The votes are in! Thursday night at the Boston Society of Architects 2nd annual awards program, the Isabella Stewart Gardner Museum addition, designed by Renzo Piano Building Workshop, won over the public’s hearts and was honored with the People’s Choice Award sponsored by boston.com. They voted on the four buildings nominated for the Harleston Parker Medal, an award founded in 1921 and co-sponsored by the City of Boston to recognize “the single most beautiful building or other structure” built in the metropolitan Boston area in the last 10 years. A jury of 10 design professionals saw things differently, however, and selected the Massachusetts Institute of Technology Media Lab, designed by Fumihiko Maki and Leers Weinzapfel Associates, for the Harleston, proving that though architecture and beauty go hand in hand, beauty is indeed in the eye of the beholder. What the public considers beautiful often interestingly differs from what experts in the field consider worthy of note.
When the more than 1,600 votes submitted from around the world were tallied, it was the Gardner’s new concert hall, special exhibition space, cafe, gift shop, greenhouses, and living room, which together double the museum’s footprint, alleviating stress from an increasing number of visitors without distracting from the history and importance of the original building, that won the day.
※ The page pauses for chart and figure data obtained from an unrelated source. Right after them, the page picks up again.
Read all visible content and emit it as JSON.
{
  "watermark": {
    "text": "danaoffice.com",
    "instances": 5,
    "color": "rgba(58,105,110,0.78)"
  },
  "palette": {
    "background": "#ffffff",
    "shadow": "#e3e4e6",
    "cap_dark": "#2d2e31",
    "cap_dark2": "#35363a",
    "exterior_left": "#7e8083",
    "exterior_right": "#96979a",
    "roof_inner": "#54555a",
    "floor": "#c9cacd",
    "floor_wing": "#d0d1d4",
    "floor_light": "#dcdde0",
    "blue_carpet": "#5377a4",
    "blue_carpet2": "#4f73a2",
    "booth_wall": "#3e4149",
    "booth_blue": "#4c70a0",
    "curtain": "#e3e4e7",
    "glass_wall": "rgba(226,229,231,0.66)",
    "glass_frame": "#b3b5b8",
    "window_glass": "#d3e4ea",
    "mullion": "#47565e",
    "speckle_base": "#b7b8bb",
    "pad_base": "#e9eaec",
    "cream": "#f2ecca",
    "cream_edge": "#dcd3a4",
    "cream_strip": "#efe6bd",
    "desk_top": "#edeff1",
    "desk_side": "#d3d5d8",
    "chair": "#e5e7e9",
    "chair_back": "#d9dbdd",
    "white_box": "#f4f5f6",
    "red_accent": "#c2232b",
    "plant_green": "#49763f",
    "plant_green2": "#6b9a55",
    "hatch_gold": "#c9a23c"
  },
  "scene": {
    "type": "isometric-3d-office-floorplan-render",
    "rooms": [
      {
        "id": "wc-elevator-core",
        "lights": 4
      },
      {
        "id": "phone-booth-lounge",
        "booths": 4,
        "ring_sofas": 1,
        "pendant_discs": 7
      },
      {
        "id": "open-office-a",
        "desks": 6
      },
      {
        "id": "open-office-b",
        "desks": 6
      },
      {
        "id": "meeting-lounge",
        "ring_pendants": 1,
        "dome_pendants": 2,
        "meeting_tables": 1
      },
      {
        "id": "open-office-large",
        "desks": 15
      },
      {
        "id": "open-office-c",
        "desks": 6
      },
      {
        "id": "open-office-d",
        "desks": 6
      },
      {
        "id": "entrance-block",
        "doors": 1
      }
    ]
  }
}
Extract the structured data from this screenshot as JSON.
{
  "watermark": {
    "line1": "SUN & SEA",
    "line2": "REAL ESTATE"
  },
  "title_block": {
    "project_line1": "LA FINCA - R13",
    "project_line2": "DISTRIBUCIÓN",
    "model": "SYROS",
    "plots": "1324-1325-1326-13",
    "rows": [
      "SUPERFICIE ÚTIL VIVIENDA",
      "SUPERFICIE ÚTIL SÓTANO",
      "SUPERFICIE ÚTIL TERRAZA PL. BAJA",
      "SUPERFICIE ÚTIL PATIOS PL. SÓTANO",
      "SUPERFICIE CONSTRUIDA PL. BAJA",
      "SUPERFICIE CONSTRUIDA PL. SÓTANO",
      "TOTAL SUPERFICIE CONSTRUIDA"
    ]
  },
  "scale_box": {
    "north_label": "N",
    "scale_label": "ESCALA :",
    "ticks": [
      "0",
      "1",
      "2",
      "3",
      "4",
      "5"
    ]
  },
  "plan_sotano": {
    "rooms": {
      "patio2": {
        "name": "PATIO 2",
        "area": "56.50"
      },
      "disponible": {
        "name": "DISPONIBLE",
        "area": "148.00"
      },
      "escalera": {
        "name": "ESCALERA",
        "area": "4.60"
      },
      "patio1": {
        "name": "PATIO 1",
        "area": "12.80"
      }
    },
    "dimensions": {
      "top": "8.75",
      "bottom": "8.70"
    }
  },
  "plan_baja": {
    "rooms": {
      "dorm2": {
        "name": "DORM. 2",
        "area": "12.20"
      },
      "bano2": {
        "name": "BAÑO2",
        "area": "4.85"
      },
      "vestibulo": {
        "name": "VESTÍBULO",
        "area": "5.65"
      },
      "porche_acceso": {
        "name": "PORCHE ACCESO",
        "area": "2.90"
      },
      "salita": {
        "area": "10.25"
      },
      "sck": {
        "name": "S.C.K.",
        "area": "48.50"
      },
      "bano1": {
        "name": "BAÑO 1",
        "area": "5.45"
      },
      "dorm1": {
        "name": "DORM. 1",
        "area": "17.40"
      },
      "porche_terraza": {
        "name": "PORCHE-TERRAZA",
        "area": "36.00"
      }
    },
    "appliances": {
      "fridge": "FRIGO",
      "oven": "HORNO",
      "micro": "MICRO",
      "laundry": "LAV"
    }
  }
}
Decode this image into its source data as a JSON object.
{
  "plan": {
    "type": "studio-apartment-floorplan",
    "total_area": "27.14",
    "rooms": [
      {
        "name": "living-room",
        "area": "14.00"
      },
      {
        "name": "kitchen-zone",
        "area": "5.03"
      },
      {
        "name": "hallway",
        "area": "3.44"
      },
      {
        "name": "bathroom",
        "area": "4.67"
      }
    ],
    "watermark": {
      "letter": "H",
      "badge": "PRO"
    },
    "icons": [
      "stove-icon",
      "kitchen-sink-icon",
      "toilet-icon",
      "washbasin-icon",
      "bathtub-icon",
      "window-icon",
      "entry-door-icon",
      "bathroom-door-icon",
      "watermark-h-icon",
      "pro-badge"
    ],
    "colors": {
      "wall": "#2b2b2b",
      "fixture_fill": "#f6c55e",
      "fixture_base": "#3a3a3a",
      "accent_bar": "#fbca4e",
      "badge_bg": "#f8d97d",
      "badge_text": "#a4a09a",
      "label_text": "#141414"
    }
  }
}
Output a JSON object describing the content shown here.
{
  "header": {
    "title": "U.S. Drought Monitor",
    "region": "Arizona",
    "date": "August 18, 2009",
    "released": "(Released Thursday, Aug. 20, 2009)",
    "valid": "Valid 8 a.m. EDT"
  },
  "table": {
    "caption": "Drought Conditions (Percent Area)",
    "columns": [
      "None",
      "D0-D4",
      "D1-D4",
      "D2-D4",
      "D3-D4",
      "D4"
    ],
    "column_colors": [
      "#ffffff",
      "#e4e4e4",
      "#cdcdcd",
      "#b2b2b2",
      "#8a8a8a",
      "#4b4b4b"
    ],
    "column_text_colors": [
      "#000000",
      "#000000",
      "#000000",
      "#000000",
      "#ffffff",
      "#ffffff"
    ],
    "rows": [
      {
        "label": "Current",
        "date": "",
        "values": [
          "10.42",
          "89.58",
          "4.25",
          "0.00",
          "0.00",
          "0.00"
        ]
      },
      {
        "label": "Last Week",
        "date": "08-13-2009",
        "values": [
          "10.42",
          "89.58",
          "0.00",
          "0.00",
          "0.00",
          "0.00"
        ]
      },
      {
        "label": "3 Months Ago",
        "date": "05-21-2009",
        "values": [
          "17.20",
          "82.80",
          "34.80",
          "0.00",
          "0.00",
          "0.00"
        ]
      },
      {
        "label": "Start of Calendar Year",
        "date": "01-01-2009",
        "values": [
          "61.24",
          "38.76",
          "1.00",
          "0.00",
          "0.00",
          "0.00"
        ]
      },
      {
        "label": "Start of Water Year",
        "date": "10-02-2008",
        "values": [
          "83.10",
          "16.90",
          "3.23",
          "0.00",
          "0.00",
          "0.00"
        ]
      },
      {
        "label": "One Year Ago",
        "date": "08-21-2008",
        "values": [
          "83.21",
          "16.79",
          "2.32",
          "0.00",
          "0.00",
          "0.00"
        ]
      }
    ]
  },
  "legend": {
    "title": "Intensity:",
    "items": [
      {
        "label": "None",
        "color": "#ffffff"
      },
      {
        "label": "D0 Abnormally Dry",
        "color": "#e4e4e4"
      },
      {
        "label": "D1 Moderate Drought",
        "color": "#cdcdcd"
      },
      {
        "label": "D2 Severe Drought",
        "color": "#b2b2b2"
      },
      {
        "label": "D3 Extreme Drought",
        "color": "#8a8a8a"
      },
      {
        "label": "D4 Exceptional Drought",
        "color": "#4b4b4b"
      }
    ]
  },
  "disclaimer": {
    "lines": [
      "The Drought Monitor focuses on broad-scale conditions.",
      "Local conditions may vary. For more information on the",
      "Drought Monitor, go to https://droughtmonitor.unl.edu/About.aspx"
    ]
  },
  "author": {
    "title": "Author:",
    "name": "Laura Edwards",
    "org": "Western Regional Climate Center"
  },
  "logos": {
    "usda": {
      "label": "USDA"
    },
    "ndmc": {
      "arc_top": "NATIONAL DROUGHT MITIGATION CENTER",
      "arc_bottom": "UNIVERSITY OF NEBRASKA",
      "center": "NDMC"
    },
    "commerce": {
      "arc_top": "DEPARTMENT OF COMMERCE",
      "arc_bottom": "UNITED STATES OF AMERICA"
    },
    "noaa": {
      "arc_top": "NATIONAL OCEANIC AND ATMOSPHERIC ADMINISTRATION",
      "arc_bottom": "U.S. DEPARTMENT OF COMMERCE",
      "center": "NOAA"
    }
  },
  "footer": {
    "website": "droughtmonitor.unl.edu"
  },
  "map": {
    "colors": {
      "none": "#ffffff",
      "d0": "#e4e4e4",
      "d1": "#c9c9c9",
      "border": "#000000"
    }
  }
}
Fumihiko Maki with Leers Weinzapfel Associates
In addition to the Harleston Parker Medal being awarded to the MIT Media Lab, which features open research areas, a central atrium, event space, and a winter garden, the BSA competition, sponsored by Design New England, singled out remarkable architecture in healthcare, housing, interior architecture, planning, small projects, and unbuilt categories. The top winners will be featured in a special promotional section in the March/April issue of DNE. The BSA’s Award of Honor went to Jane Thompson for her lifetime achievements. To learn what some of them are, read our Winner Does All September/October 2010 story on her. Thompson, an icon in the world or architecture and urban planning spoke passionately to an audience of both accomplished and burgeoning architects about turning points in the history of Boston’s design, stressing the importance of staying enthusiastic about architecture and its place in the city. We sure will.